Program income is defined as gross income earned by the University that is either directly generated by the sponsored project or earned as a result of a sponsored project during the period of time the sponsored project is active. Federal policy for program income is set forth in the Uniform Guidance and OMB Circular A-110, and applies to federal, federal pass through, and other sponsor support.
Examples of program income include, but are not limited to, income from:
- registration fees charged to participants for a workshop or conference funded under a sponsored award
- fees for services provided under an award
- recharging for the use of property acquired under federally funded projects
- sale of commodities or items fabricated under an award
- license fees
Program income does not include the receipt of principal on loans, rebates, credits, discounts, etc., or interest earned on any of them.
Federal regulations define the following methods for recording program income during the life of the award:
- Additive Alternative: Added to funds committed to the project by the sponsor and treated and used in the same way as the sponsored funds to further advancement of program objectives. OCG will set up a grant cost center similar to the sponsor cost center.
- Deductive Alternative: Deducted from the total project amount in determining the net award and treated in the same way as the sponsored funds to further advancement of program objectives. OCG will set up a grant cost center similar to the sponsor cost center.
- Matching Alternative: Used as cost sharing to finance the non-sponsored share of the project by supporting project activities and objectives. The Department sets up a non-grant cost center.
Program Income Funds
Program income must be correctly accounted for, used, and reported in accordance with federal regulations and the terms and conditions of each sponsored agreement. A separate cost center should be set up to record program income for each sponsored project generating program income. When program income is anticipated, OCG will establish a project cost center for the program income fund to record the program income realized from either external revenue or internal transfers. Any sales/use tax collected must be properly recorded in accordance with Controller’s Office policies.
- Program income funds recorded using method #1 and #2 must be expended prior to expending federal or other sponsor funds. Upon termination of the sponsored project all program income earned during the project period (life) must be liquidated. The resulting net allowable expenses remaining on the sponsored project fund represent the federal or other sponsor obligation.

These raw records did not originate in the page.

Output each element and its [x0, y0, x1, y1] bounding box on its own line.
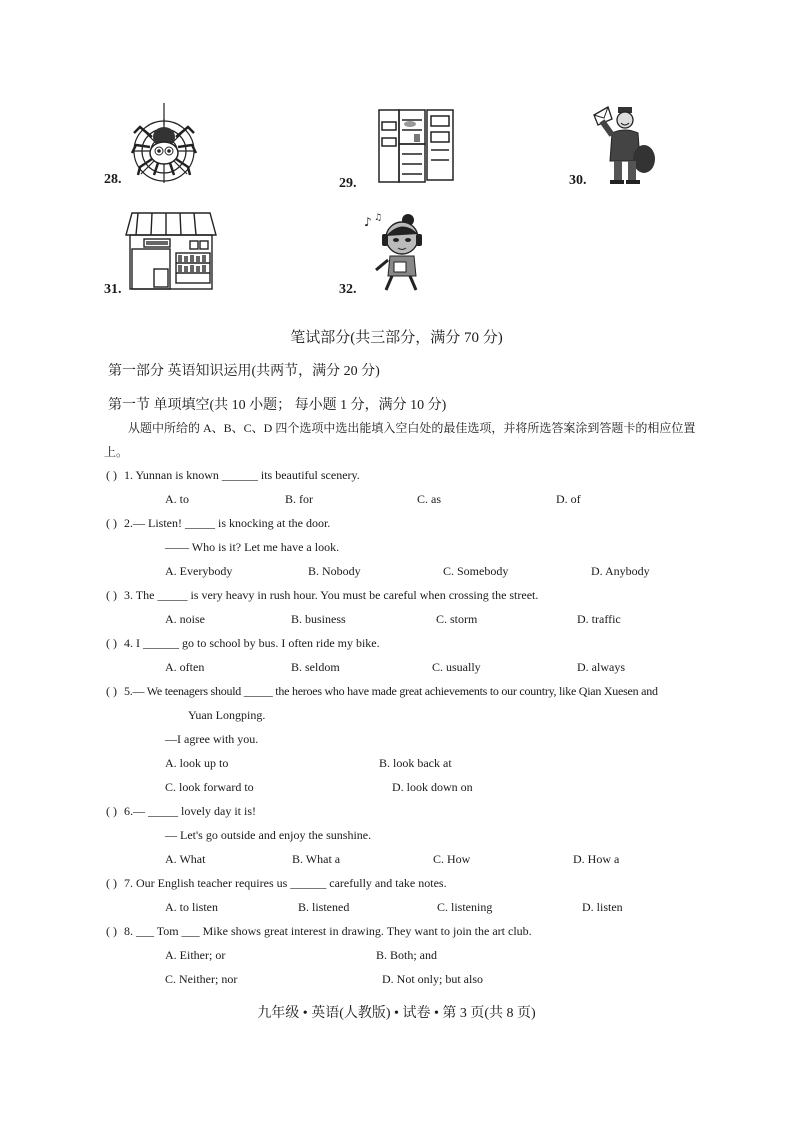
option-a: A. look up to [165, 756, 229, 770]
option-a: A. What [165, 852, 206, 866]
option-a: A. Everybody [165, 564, 233, 578]
option-d: D. How a [573, 852, 620, 866]
option-c: C. storm [436, 612, 478, 626]
svg-text:♪: ♪ [364, 215, 372, 229]
option-b: B. business [291, 612, 346, 626]
option-a: A. Either; or [165, 948, 226, 962]
option-c: C. as [417, 492, 441, 506]
option-c: C. Somebody [443, 564, 509, 578]
spider-icon [128, 103, 200, 185]
picture-number-32: 32. [339, 282, 357, 297]
option-b: B. seldom [291, 660, 340, 674]
option-c: C. listening [437, 900, 493, 914]
option-a: A. often [165, 660, 205, 674]
question-stem: 5.— We teenagers should _____ the heroes who have made great achievements to our country, like Qian Xuesen and [124, 684, 658, 698]
answer-paren[interactable]: ( ) [106, 588, 117, 602]
question-stem: 4. I ______ go to school by bus. I often ride my bike. [124, 636, 380, 650]
question-reply: —I agree with you. [165, 732, 259, 746]
option-c: C. How [433, 852, 471, 866]
option-a: A. to listen [165, 900, 218, 914]
question-stem: 2.— Listen! _____ is knocking at the door. [124, 516, 331, 530]
option-d: D. Not only; but also [382, 972, 483, 986]
option-b: B. listened [298, 900, 350, 914]
picture-number-31: 31. [104, 282, 122, 297]
option-b: B. for [285, 492, 313, 506]
answer-paren[interactable]: ( ) [106, 804, 117, 818]
answer-paren[interactable]: ( ) [106, 876, 117, 890]
option-d: D. listen [582, 900, 623, 914]
option-a: A. to [165, 492, 189, 506]
question-reply: —— Who is it? Let me have a look. [165, 540, 340, 554]
picture-number-30: 30. [569, 173, 587, 188]
written-section-title: 笔试部分(共三部分，满分 70 分) [290, 330, 503, 346]
option-c: C. Neither; nor [165, 972, 238, 986]
option-c: C. usually [432, 660, 481, 674]
page-footer: 九年级 • 英语(人教版) • 试卷 • 第 3 页(共 8 页) [257, 1006, 536, 1021]
answer-paren[interactable]: ( ) [106, 516, 117, 530]
answer-paren[interactable]: ( ) [106, 468, 117, 482]
answer-paren[interactable]: ( ) [106, 684, 117, 698]
question-stem: 6.— _____ lovely day it is! [124, 804, 256, 818]
section1-title: 第一节 单项填空(共 10 小题； 每小题 1 分，满分 10 分) [108, 398, 447, 413]
option-a: A. noise [165, 612, 205, 626]
option-b: B. Both; and [376, 948, 438, 962]
option-d: D. always [577, 660, 625, 674]
option-b: B. look back at [379, 756, 452, 770]
option-c: C. look forward to [165, 780, 254, 794]
answer-paren[interactable]: ( ) [106, 924, 117, 938]
option-b: B. Nobody [308, 564, 361, 578]
option-d: D. look down on [392, 780, 473, 794]
question-stem: 7. Our English teacher requires us ______ carefully and take notes. [124, 876, 447, 890]
answer-paren[interactable]: ( ) [106, 636, 117, 650]
part1-title: 第一部分 英语知识运用(共两节，满分 20 分) [108, 364, 380, 379]
question-reply: — Let's go outside and enjoy the sunshine. [165, 828, 372, 842]
instructions: 从题中所给的 A、B、C、D 四个选项中选出能填入空白处的最佳选项，并将所选答案涂到答题卡的相应位置上。 [104, 421, 696, 459]
refrigerator-icon [377, 108, 455, 184]
picture-number-28: 28. [104, 172, 122, 187]
girl-headphones-icon [362, 212, 424, 294]
question-stem: 1. Yunnan is known ______ its beautiful scenery. [124, 468, 360, 482]
option-d: D. of [556, 492, 581, 506]
svg-text:♫: ♫ [374, 213, 383, 223]
option-d: D. Anybody [591, 564, 650, 578]
question-stem: 3. The _____ is very heavy in rush hour. You must be careful when crossing the street. [124, 588, 539, 602]
question-stem: 8. ___ Tom ___ Mike shows great interest in drawing. They want to join the art club. [124, 924, 532, 938]
option-d: D. traffic [577, 612, 621, 626]
picture-number-29: 29. [339, 176, 357, 191]
question-stem-continued: Yuan Longping. [188, 708, 266, 722]
option-b: B. What a [292, 852, 341, 866]
store-building-icon [124, 209, 218, 291]
postman-icon [592, 103, 658, 185]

- If the sponsor does not specify which of the three ways the program income must be used, then cost sharing (#3) is applied except for research projects. For awards that support research, program income should be automatically added to the project funds unless the sponsor indicates in the terms and conditions another alternative.
- Program income in excess of amount stipulated in method #1 and #2 can be used as cost sharing.
- When program income is used for cost sharing. During the life of the award, the program income generated should be set up in a non-grant cost center and reported in accordance with the cost sharing guidelines.
- If the activity generating the program income continues after the sponsored project terminates, it converts to either an External Sale of Education Related Activities or a Recharge center and a new cost center must be established in the Sales & Service fund range (2060). The new fund will be assessed F&A costs consistent with the University of Houston recharge policy. There will be no further obligation to the federal government or other sponsor for program income earned after the completion of the sponsored project.